In defining "teen pulp" as a genre, the works of Marijane Meaker would be on the top of my list of candidates whose literary output falls under this imaginary umbrella. Like some of my other favorites (Kin Platt, Frank Bonham) she is one of those writers for teens with a fascinating and varied writing career. Throughout the 1950's-1960's she wrote under the pseudonyms Vin Packer, Ann Aldrich and M.J. Meaker. Many of these books dealt with female romances; her 1952 novel Spring Fire is considered to be the first lesbian pulp novel. More recently Meaker detailed her relationship with writer Patricia Highsmith in the late 50's (known for her psychological thrillers such as Strangers on A Train and The Talented Mr. Ripley) in an autobiography. I am mostly familiar with Meaker's work under the name M.E. Kerr. All the books published as Kerr were young adult novels. Her first YA book, Dinky Hocker Shoots Smack! (from 1972) is probably her most well known. It was adapted into an afterschool special in 1978. Her second YA novel, If I Love You, Am I Trapped Forever (1973) was recently reprinted by Marshall Cavendish in 2011. Many of her other books remain in print. She has had 25 YA books published, the last one being Someone Like Summer (2007). Additionally, she wrote 4 children's books under the name Mary James in the 1990's. Many of her books take place on Long Island and deal with difficult relationships and coming-of-age issues. Her characters are often offbeat and while the stories are realistic, they are also written with a sense of humor.

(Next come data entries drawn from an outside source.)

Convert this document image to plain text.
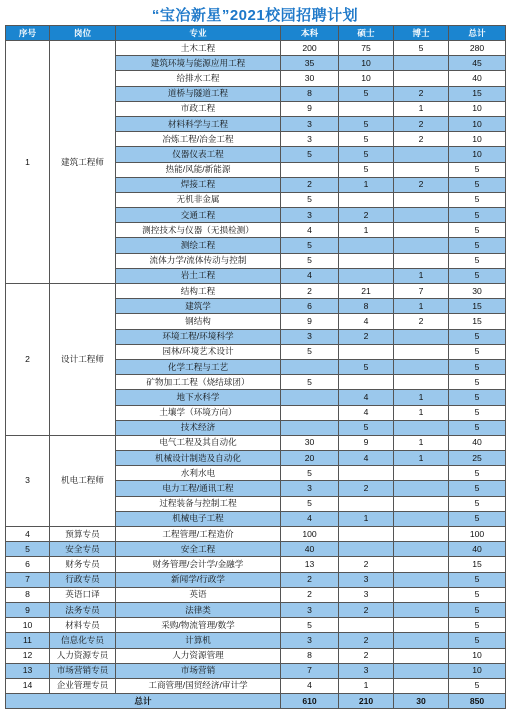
“宝冶新星”2021校园招聘计划
序号	岗位	专业	本科	硕士	博士	总计
1	建筑工程师	土木工程	200	75	5	280
		建筑环境与能源应用工程	35	10		45
		给排水工程	30	10		40
		道桥与隧道工程	8	5	2	15
		市政工程	9		1	10
		材料科学与工程	3	5	2	10
		冶炼工程/冶金工程	3	5	2	10
		仪器仪表工程	5	5		10
		热能/风能/新能源		5		5
		焊接工程	2	1	2	5
		无机非金属	5			5
		交通工程	3	2		5
		测控技术与仪器（无损检测）	4	1		5
		测绘工程	5			5
		流体力学/流体传动与控制	5			5
		岩土工程	4		1	5
2	设计工程师	结构工程	2	21	7	30
		建筑学	6	8	1	15
		钢结构	9	4	2	15
		环境工程/环境科学	3	2		5
		园林/环境艺术设计	5			5
		化学工程与工艺		5		5
		矿物加工工程（烧结球团）	5			5
		地下水科学		4	1	5
		土壤学（环境方向）		4	1	5
		技术经济		5		5
3	机电工程师	电气工程及其自动化	30	9	1	40
		机械设计制造及自动化	20	4	1	25
		水利水电	5			5
		电力工程/通讯工程	3	2		5
		过程装备与控制工程	5			5
		机械电子工程	4	1		5
4	预算专员	工程管理/工程造价	100			100
5	安全专员	安全工程	40			40
6	财务专员	财务管理/会计学/金融学	13	2		15
7	行政专员	新闻学/行政学	2	3		5
8	英语口译	英语	2	3		5
9	法务专员	法律类	3	2		5
10	材料专员	采购/物流管理/数学	5			5
11	信息化专员	计算机	3	2		5
12	人力资源专员	人力资源管理	8	2		10
13	市场营销专员	市场营销	7	3		10
14	企业管理专员	工商管理/国贸经济/审计学	4	1		5
总计			610	210	30	850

One of her less well known books is Love Is A Missing Person (1975). Suzy Slade is the narrator in the story and much of the events do not involve her directly. It is her reactions to the people in her family and at work that make her ponder the true nature of love. Kerr is a different type of writer than Zindel or Wersba in this respect. While her protagonists are alienated, they are more often than not observers. In this book, the characters that Suzy interacts with are more interesting than the narrator. Her older teenage sister "Chicago" becomes a radical. After befriending an anarchist, she begins dating a black boy as both a political statement and romantic interest. The book's reflections of racial tensions, feminism and hippy values (the rejection of wealthy parents) clearly set this book in the 1970's. Her other friend is an older librarian, who she describes as being a nervous wreck. This lady, Gwen Spring (perhaps a reference to Spring Fire?), is stuck in the past, waiting to rekindle a love from an old fling. In the meantime she works in the library, standing guard over a collection of erotic art. Suzy's parents are also a bit eccentric, and divorced. Her rich father marries a ditzy 20 year old and her mother is a lush.

The complications of love are never resolved for Suzy and the book offers more questions about romance than it provides answers. I did love the ending though. Because this is such a character driven book, I can't describe too much of the plot here without giving anything away. But if you were ever curious about M.E. Kerr's books, I'd recommend giving this one a try.

For more about M.E. Kerr, visit here website:
www.mekerr.com

*Another blogger (and librarian) Peter D. Sieruta has written a tribute to M.E. Kerr HERE.

1 comment:

  1. Lacking a love life to call my own growing up,(thus granting me plenty of time to scrutinize the relationships of those around me)I can attest to these observations.

    It's so amazing there were people writing down such similar experiences over 30 years ago.